I open my mouth to say something, to assure him that there is no need to worry, but find that I have lost my voice.
"I could not bear if you had another miscarriage."
My eyes widen. I had not thought about losing my child for a very long time and if I did, it has ever been Drogo who told me not to worry and that everything will be all right. He was strong when I was too weak and desperate to fight my lingering fears. But now he is the one who is thinking the worst. I never thought he would worry about this as much as I did, never imagined how deep his worries went. Without thinking, I cup his face with my hands and kiss him. He closes his eyes, allowing another tear to trickle down his cheeks.
"I will not lose our child, Drogo, not this time," I whisper when I release his lips after what seems like an endless moment.

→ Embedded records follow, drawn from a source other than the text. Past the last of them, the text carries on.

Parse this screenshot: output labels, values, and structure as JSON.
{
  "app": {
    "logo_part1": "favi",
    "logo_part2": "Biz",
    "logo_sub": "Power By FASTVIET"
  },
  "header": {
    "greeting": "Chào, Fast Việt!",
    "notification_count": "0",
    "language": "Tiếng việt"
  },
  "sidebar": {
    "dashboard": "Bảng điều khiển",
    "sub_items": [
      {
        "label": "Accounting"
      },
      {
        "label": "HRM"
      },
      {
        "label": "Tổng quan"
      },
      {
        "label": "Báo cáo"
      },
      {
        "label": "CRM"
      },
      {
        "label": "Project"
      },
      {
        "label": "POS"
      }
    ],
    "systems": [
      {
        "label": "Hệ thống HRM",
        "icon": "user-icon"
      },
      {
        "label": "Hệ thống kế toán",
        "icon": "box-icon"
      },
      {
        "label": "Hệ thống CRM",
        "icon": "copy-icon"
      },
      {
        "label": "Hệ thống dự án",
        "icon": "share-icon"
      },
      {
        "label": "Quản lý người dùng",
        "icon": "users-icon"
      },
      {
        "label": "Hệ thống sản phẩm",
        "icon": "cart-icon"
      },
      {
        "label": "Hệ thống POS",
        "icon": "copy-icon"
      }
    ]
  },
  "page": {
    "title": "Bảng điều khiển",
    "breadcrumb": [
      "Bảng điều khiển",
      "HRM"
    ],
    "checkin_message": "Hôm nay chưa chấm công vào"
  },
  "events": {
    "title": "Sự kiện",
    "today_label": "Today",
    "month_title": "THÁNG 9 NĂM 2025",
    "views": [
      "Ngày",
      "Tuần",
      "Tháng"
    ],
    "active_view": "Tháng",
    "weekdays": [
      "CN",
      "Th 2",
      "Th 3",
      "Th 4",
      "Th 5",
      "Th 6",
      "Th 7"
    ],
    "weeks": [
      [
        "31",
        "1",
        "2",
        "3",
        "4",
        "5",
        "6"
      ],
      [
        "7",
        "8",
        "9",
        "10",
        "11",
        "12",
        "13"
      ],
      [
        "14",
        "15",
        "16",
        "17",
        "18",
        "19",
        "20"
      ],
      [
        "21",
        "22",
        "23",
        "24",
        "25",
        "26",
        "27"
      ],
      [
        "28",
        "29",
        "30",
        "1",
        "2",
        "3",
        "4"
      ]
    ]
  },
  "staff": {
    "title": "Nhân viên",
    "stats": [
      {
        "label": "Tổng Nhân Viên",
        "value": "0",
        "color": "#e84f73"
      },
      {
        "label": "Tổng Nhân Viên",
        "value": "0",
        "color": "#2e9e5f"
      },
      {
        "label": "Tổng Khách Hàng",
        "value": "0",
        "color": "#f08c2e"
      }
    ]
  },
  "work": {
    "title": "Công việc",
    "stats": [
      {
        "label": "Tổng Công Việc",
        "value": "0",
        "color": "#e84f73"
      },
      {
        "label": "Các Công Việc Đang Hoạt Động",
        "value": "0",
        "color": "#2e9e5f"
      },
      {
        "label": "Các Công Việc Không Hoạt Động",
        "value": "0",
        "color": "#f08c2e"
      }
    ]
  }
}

He swallows heavily and rests his head on my breast where I hold him close and gently caress his face. My dear Drogo always tried to be strong for me. I wonder how long he has kept his thoughts secret. Gently his hand strokes my belly, but our baby does not respond.
"We wanted to have a child for so long and it broke my heart to see you suffer all those years. But now--," he pauses to take a deep breath. "I mean, I've never felt my child before, nor seen you change so clearly. I can't get the thought of our baby out of my mind and I can't wait to hold the little one in my arms and," he takes another haggard breath and I feel him tremble beneath my touch, "I could not bear if all our hopes were scattered again."
I know his worries, know them all too well, but I also know how to quench them. Taking a deep, relieved breath, I look at him gravely and know he must see some of the hope I hold in my eyes. "They will not be scattered, Drogo. I can feel that they won't. You might not understand, but I know that our child is well. Nothing will happen this time. I have never felt the way I feel now and I can assure you, I will not do anything I don't feel up to. I was worried about our child as well, but I am no more, because I know that everything is well. I can understand him, Drogo. Our child lets me know when something is amiss and, so far, everything is just as it has to be. Gilda is very enthusiastic too. She said, in two months at the latest, our child will be born and I don't think that anything will go wrong until then. Not when I am feeling the way I feel now."
"Are you sure?" His voice is still weak and doubtful. If only he would believe me. If only he could feel what I do.
I cup his face and lean my forehead against his, looking directly into his green eyes. "Yes," I whisper and place a gentle kiss on his lips, "this time, I am."
A shiver runs through him as the wind dries the last droplets of water on his bare chest. He has closed his eyes and for a long moment there is nothing but the whisper of the wind and the silent gurgling of the water.
When he opens his eyes again a sudden smile brightens his features and it is all I need to forget my knot of fear and all our worries. He believes me. "So, wife," he tells impishly, "if you know so much, can you tell me if you are expecting a little boy or a girl?"
"A boy," I answer matter-of-factly though I have no idea. It is good to see him smile and the confused look he gives me now makes me giggle. "Or perhaps it will be a girl. Whence shall I know you silly hobbit?"
Without further explanations I clumsily wriggle out of his embrace and hurry back to the river. Tiny drops of water sparkling in many different colours splash into every direction. I stop and turn to look at my husband expectantly. Drogo is still sitting in the grass, though now he supports his body with his elbows. "Drogo Baggins, will you cast aside your worries and get into that water!"
He grins impishly and demonstratively brushes some drops of water off his trousers. Shaking my head I send a handful of water into his direction. "Sluggard!"